Tom Perez is keeping himself busy as Chairman of the Democratic National Committee as he gears up for the 2020 elections. So who is he fighting with now? Donald Trump? Mitch McConnell? Perhaps his counterpart at the RNC, Ronna Romney McDaniel? No, those would all be boring, expected targets. Perez has instead decided to start a fight with the state Democratic parties who will have to do the majority of the work if Democrats want to score additional big wins two years from now. (Politico)

Democratic National Committee Chairman Tom Perez launched an attack on his own party’s state organizations Saturday with a long and angry email over the future of the party’s most valuable asset — its voter data file.

Just days before an important Tuesday meeting in D.C. on the future of the data operation, Perez sharply criticized a new proposal from state party leaders and singled out prominent state officials by name.

“For some inexplicable reason, this proposal would tear down just about everything about our current data structure, reversing so much of the progress we made over the past decade,” Perez wrote.

This dustup may appear strange on the surface, but it’s actually part of a trend that’s been taking shape for a number of years. Political analysts often credit Barack Obama’s campaign success to the extensive data handling operation they put together. Obama’s team rolled up data on voters and donors from all across the nation to maximize their fundraising and get out the vote efforts and it paid off in a big way.

Perez appears to be trying to continue that success at the national level by harvesting all possible data from the state parties and using it to channel resources toward the party’s 2020 candidates. The problem is that at least some of the state parties see this arrangement as something of a one-way street, with not enough help coming back to the local teams. One highlight of this seemingly legitimate complaint is that the DNC is running a “for profit” database, charging local groups and candidates for using those resources, but not paying the sources they harvest the data from.

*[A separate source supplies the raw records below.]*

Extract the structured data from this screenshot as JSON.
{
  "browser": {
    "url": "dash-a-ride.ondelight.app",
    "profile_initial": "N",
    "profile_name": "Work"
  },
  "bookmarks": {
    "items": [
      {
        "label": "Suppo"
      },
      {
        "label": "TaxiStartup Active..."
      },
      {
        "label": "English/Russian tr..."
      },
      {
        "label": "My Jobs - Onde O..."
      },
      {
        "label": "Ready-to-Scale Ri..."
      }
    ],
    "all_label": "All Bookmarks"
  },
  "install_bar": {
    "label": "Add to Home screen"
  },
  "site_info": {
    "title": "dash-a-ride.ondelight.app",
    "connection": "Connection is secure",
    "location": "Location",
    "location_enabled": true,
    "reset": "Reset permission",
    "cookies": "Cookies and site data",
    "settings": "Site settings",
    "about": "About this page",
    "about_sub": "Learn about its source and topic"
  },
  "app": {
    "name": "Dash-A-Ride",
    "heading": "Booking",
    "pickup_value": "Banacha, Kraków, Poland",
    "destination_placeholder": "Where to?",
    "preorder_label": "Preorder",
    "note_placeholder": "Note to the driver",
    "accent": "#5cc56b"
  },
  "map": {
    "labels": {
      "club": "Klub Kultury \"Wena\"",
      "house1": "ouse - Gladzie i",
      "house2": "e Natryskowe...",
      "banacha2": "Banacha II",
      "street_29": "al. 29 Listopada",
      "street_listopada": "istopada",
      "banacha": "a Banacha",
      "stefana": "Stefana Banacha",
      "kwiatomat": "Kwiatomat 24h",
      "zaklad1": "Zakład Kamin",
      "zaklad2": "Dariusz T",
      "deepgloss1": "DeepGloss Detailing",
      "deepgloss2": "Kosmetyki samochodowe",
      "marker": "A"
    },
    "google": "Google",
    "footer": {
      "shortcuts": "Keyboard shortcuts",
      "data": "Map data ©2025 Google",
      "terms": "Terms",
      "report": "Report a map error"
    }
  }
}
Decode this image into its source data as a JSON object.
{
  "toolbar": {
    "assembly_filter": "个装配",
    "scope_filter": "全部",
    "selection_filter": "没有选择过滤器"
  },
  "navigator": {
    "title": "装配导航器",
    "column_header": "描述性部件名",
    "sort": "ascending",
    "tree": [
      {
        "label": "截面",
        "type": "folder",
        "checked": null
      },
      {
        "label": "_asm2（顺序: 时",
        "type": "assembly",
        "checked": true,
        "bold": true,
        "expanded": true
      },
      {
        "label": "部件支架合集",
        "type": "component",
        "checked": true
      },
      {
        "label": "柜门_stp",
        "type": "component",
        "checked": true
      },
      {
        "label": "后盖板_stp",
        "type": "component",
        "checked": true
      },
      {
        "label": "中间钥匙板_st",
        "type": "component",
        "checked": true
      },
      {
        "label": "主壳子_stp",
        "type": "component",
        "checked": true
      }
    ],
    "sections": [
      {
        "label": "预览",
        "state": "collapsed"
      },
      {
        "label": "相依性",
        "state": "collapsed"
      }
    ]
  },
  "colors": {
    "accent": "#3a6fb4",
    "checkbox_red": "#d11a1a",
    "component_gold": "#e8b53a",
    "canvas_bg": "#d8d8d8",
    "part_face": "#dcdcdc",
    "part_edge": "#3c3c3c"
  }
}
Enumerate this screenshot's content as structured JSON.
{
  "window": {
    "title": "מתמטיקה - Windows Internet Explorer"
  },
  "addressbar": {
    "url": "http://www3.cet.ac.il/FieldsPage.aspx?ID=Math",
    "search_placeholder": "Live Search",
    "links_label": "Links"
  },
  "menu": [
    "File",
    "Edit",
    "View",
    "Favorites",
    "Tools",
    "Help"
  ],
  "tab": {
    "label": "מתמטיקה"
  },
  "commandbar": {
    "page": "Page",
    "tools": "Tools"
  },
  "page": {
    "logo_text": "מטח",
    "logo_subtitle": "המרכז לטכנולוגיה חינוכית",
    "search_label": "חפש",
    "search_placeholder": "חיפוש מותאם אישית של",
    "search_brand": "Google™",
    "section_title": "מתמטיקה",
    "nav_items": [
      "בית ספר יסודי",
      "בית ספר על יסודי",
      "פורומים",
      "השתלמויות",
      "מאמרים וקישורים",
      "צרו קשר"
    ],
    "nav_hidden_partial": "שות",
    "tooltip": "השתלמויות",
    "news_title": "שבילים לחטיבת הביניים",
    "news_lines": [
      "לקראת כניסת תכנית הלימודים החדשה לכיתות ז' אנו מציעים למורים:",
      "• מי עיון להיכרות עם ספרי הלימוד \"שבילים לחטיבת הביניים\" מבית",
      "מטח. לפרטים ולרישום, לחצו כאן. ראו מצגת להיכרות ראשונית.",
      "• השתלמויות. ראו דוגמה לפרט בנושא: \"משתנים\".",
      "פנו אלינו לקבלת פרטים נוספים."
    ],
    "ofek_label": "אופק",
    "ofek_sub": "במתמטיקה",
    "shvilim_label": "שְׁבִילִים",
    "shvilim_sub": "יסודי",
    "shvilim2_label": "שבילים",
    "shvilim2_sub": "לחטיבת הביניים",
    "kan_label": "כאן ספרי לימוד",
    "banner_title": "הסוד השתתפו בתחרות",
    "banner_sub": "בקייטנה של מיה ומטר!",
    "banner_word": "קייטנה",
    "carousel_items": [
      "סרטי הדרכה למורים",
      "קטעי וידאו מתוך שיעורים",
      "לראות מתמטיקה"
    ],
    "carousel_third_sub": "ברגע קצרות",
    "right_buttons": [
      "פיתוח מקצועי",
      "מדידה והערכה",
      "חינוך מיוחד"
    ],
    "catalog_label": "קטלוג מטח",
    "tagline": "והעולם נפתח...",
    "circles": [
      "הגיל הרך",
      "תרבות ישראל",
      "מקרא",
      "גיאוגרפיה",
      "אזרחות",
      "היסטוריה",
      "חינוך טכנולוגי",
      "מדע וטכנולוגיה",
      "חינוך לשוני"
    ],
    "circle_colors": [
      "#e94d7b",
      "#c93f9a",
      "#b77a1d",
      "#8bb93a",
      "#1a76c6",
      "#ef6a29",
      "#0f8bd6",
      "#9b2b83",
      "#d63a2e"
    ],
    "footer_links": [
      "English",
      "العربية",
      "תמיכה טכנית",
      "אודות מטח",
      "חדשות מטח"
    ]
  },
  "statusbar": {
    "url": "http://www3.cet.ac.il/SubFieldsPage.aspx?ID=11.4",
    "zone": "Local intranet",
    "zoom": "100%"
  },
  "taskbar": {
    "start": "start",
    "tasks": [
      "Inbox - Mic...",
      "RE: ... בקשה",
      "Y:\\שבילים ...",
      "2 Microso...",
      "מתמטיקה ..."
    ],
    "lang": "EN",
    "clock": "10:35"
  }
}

Ken Martin, president of the Association of State Democratic Committees, seems to be particularly perplexed by what Perez is doing.

“The reality is the state parties own the voter file. At the end of the day, we hope to move forward with the DNC, but if the DNC continues down this path, we’re just not interested in that,” Martin told POLITICO. “It’s clear that the DNC is not interested in any other proposals or in negotiating.”

If Perez is going to stick with a “my way or the highway” approach to managing their massive data trove, he may wind up looking rather lonely over the next couple of years. That would just be a darned shame, wouldn’t it?

This episode, aside from providing a reason to heat up some popcorn, could serve as a good reminder to the RNC. The Democrats swept well ahead of Republicans in 2008 and 2012 when it came to managing large voter and donor data banks. They’re obviously still hitting that effort for all they’re worth. The GOP can’t afford to fall behind in the Big Data battle, but they also need to treat the state parties with respect.